Ah, ok. I was wondering why they looked a bit stretched. I personally would have gone with 235/45s. How close will they be to the fenders once you lower it?


----------



## Mick (Dec 31, 2011)

Looking good man


----------



## Starks8 (Jul 20, 2011)

Not bad at all man! Some of the better looking aftermarket wheels I've seen someone put on the cruze. I actually don't care for the ones in the pictures' background but you have the better looking rims on now, so its all good! Keep the pics coming!


----------



## seaux cajun (Jun 19, 2012)

Cruz3r they are for the cruze. Those are the ones that I took off for the lexanis. I will be looking to sell them if you are interested.
Xtreme I actually thought about that after they recommended the 225s but they don't look bad as they are.
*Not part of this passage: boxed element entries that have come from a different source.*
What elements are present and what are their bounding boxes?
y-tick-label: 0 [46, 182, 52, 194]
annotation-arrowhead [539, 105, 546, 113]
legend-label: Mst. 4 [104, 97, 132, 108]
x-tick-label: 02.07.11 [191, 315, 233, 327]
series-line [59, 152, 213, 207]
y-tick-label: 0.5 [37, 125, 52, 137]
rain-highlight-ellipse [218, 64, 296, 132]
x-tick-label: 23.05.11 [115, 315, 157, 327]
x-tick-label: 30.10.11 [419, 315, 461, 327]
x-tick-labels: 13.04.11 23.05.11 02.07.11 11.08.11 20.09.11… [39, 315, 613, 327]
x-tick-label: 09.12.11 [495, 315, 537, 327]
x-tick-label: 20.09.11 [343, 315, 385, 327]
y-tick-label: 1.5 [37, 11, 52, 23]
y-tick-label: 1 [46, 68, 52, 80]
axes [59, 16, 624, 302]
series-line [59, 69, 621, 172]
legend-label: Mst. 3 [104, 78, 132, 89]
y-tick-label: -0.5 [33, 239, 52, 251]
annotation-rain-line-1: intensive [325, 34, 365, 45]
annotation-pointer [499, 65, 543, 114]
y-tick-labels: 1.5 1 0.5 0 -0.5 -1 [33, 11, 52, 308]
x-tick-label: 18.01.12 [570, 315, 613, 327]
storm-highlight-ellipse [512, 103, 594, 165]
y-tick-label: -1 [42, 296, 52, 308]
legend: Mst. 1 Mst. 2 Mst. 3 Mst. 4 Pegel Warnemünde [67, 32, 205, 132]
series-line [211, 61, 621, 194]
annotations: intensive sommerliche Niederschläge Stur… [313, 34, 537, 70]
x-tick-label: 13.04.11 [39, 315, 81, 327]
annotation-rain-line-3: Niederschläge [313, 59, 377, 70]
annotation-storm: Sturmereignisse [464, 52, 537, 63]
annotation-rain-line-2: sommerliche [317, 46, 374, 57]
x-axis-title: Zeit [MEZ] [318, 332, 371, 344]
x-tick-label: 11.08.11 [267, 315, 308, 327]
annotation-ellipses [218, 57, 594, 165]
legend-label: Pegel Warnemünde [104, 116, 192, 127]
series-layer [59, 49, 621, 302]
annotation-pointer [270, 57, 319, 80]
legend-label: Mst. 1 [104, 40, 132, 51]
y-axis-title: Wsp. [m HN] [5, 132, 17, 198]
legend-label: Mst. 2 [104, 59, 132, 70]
I will probably go to 235s when these need to be replaced and when I lower it they will be fairly close but still a little tucked


----------



## bbdhomer (Jun 20, 2012)

awesome possum!!!!!!!!


----------



## akaneo (Jul 9, 2012)

seaux cajun said:


> Cruz3r they are for the cruze. Those are the ones that I took off for the lexanis. I will be looking to sell them if you are interested.
> Xtreme I actually thought about that after they recommended the 225s but they don't look bad as they are. I will probably go to 235s when these need to be replaced and when I lower it they will be fairly close but still a little tucked


I was thinking the same thing. Interested as well! Wheels look good!


----------



## seaux cajun (Jun 19, 2012)

Thanks, I liked the old ones but wanted something bigger with a little more offset. If you guys are interested in the old ones, they are only about 4 months old and the tires barely have 4000 miles on them. PM me if you are interested.


----------